Sanjiv Saigal, the Transplant Hepatologist in charge of Priya's case said: "This opens up unique opportunities for matchmaking between donors and recipients from different families, thus helping save more lives with liver transplants."

Priya's husband was said to have donated 20 per cent of his liver to Dike while the child's mother donated 50 per cent of her liver to save Priya.

Interestingly, swapping is still not officially allowed in India. The team of doctors at Gangaram hospital, who conducted the swap did take the approval from an in-house regulatory body before going ahead. "It was the only way to save Dike and Priya. Three members on the committee are from the government," said a doctor.

India has been planning to launch a national organ transplant programme. The health ministry had drafted changes in the Transplantation of Human Organs Act, 1994 under which swapping of vital organs between willing but incompatible donors was to become legal.
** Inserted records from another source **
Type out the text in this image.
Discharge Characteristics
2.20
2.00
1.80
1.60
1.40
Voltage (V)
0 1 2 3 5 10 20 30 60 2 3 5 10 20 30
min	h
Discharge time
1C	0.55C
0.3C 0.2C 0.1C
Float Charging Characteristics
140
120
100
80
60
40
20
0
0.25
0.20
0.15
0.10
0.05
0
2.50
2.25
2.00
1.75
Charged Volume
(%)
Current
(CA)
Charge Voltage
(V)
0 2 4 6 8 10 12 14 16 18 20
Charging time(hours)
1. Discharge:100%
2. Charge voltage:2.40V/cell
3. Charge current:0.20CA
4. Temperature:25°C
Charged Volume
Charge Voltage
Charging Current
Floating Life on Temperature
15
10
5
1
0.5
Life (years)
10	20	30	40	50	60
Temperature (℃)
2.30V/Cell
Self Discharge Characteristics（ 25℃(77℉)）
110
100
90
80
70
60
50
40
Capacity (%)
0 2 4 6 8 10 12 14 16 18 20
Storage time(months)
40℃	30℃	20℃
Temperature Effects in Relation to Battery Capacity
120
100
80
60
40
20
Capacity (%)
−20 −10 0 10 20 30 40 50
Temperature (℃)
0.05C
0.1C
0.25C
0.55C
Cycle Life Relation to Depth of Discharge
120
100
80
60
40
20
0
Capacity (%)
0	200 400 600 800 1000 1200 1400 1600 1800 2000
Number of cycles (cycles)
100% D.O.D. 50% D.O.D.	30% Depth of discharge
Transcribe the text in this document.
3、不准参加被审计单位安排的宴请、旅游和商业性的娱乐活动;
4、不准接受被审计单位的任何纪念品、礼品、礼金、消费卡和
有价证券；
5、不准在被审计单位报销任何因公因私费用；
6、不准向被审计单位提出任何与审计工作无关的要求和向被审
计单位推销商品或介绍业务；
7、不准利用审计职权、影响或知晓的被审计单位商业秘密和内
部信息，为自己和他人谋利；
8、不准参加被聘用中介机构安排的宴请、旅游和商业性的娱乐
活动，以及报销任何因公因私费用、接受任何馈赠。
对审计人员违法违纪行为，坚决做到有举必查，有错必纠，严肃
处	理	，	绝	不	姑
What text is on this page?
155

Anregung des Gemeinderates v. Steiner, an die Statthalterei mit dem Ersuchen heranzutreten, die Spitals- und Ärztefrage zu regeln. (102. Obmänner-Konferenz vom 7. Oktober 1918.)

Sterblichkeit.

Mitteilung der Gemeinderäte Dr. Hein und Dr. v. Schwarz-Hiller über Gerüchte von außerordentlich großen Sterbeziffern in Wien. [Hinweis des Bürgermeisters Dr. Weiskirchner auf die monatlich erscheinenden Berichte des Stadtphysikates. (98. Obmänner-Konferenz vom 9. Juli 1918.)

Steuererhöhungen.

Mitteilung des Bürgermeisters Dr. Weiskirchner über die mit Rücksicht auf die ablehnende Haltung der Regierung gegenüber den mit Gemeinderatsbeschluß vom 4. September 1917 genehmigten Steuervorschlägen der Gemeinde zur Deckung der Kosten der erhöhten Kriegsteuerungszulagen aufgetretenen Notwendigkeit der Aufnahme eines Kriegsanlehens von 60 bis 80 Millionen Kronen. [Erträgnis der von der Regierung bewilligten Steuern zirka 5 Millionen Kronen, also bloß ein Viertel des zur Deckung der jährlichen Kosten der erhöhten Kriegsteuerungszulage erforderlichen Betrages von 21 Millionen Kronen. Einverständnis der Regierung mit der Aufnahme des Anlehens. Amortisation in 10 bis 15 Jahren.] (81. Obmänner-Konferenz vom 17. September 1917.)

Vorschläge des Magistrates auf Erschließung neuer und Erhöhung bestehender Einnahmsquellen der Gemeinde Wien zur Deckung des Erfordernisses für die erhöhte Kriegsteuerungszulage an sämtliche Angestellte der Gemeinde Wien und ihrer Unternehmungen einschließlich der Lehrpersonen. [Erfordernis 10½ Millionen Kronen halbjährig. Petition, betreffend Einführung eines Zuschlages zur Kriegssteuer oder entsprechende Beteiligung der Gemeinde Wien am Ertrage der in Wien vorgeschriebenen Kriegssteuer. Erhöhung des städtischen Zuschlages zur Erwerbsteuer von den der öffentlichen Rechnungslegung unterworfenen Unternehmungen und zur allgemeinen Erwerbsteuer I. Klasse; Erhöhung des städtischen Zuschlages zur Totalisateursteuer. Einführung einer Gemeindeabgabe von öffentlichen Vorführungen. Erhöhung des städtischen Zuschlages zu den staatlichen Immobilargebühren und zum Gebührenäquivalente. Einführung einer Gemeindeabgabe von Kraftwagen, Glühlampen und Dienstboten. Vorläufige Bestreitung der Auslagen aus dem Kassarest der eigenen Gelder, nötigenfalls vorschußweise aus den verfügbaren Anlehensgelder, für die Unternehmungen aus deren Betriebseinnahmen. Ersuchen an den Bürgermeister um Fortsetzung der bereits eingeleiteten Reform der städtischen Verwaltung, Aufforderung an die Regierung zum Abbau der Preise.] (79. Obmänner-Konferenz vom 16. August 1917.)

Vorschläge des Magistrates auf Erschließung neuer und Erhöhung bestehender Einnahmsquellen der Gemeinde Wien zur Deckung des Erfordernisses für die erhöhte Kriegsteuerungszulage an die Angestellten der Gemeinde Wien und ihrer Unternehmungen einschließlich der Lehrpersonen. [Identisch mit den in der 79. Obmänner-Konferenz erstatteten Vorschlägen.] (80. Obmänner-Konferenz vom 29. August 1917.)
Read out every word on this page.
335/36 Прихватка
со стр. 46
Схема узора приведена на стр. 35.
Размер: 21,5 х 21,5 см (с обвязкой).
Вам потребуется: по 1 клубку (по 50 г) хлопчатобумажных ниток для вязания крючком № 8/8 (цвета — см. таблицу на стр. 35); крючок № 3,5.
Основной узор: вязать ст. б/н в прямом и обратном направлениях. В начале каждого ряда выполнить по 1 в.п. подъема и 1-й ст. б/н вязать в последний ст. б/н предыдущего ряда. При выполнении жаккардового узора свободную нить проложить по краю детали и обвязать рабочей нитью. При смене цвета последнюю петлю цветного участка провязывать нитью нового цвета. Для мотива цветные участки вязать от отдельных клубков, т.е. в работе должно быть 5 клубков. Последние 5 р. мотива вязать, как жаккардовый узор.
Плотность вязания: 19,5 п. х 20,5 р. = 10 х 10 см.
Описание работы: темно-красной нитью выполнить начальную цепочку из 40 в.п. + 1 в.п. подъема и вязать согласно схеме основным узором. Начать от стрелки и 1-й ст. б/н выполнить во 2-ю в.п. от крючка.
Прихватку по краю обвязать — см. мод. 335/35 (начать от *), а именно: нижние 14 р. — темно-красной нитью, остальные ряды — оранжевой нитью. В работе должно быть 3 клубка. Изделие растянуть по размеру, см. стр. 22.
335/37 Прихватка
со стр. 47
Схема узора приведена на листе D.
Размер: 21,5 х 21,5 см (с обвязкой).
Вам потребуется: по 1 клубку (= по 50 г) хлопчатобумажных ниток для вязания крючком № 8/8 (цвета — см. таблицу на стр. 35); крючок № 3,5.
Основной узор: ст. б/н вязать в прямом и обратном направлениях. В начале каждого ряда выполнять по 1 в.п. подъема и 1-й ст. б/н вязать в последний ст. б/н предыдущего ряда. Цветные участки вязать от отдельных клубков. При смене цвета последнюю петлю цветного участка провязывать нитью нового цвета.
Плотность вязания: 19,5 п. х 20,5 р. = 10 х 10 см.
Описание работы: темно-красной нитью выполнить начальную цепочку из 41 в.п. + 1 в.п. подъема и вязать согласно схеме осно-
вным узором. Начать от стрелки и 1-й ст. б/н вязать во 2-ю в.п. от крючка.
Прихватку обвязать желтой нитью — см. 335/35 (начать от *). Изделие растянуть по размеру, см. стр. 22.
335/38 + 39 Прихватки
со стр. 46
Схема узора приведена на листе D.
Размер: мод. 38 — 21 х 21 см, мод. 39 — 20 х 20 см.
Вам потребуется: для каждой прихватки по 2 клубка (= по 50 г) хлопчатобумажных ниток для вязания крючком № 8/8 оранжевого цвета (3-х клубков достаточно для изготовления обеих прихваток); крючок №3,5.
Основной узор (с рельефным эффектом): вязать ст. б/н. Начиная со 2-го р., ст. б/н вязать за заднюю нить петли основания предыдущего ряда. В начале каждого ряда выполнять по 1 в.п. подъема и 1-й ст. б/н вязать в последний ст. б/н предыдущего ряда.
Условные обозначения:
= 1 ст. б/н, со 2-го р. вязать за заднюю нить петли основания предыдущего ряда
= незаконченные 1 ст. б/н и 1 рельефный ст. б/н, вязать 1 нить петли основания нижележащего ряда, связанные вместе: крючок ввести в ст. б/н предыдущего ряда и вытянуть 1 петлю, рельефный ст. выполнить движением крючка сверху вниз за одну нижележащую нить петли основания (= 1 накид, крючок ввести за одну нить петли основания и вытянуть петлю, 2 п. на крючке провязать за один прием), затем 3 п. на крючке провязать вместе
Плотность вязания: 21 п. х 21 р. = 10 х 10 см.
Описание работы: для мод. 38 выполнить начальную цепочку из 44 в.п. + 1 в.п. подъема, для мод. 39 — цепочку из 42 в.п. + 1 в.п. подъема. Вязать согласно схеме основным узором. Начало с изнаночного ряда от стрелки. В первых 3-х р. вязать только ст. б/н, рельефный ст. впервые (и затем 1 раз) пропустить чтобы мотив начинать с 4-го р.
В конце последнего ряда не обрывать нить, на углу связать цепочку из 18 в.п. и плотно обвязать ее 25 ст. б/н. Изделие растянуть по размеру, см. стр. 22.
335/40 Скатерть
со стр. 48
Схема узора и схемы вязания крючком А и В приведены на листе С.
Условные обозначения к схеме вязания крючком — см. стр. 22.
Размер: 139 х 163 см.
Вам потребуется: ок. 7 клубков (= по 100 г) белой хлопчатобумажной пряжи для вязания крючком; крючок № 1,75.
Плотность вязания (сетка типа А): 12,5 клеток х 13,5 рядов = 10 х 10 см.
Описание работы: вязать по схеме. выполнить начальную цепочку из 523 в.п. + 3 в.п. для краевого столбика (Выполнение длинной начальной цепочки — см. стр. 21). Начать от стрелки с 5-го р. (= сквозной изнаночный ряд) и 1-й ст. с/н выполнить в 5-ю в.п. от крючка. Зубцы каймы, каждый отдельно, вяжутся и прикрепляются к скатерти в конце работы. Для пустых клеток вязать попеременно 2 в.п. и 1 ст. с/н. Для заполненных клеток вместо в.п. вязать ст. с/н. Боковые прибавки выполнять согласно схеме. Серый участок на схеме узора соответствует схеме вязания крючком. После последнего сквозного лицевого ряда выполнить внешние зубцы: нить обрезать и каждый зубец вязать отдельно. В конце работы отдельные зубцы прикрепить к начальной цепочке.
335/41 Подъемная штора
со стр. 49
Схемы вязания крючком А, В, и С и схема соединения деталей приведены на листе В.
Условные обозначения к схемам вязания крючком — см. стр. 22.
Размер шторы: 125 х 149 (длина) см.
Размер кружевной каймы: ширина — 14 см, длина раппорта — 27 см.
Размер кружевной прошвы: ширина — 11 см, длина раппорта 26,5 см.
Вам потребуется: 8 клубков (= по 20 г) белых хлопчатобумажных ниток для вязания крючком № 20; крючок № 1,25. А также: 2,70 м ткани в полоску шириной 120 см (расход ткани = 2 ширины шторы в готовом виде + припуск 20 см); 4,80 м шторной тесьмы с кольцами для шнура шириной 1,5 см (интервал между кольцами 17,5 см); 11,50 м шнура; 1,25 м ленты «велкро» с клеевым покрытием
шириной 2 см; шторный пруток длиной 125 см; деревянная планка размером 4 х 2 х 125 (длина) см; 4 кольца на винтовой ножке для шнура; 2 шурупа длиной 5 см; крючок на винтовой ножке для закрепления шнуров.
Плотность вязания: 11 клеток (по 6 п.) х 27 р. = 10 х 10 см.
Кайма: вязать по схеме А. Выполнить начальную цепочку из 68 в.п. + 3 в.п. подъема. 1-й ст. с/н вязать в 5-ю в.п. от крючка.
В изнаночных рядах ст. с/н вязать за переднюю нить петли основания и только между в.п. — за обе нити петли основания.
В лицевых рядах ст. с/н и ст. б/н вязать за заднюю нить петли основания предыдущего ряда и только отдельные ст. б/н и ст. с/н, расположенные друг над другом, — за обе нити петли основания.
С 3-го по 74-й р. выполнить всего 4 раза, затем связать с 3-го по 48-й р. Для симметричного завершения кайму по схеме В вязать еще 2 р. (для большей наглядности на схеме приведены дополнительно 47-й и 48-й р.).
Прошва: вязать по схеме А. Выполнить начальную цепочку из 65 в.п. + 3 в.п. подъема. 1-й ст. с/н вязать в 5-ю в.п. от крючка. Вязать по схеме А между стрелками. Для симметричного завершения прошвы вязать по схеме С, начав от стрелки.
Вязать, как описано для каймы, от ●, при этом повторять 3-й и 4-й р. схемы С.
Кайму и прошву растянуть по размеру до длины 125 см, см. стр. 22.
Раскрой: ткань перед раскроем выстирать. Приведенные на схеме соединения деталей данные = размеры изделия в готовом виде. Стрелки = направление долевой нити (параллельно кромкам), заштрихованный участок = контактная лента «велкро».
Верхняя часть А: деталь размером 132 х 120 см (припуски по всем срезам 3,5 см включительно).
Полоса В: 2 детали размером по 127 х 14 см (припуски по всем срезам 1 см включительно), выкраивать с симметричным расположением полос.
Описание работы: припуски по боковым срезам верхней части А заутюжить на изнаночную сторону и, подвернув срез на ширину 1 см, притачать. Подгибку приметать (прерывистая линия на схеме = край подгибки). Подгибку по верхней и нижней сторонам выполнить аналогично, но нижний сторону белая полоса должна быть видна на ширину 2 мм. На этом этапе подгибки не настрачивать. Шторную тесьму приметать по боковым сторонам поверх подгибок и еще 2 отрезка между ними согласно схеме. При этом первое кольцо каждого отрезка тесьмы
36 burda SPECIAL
The current rule restricts organ transplant to between blood relatives (father, mother, son, daughter, wife, husband, sister and brother), near and distant relatives and those having love and affection towards the patient.

Swapping will help patients who have relatives willing to donate but are medically incompatible for the recipient.

Dr. Saigal said: "Encouraged by this case, we have instituted registration of patients with medically suitable family donors who do not match their own recipients due to inappropriate blood group or liver size. This opens up unique opportunities for matchmaking between donors and recipients from different families, thus helping save more lives with liver transplants."

Dr. B.K. Rao, chairman of Ganga Ram Hospital added: "This swap transplantation will come as a blessing at the time of acute organ donor shortage. Around 30 per cent of rejected donors can become suitable swap donors, increasing transplant rates by 30 per cent."

India at present requires 30,000 liver transplants a year. Unfortunately due to the country's abysmally low cadaver donation, doctors end up carrying out about 400-odd transplants a year.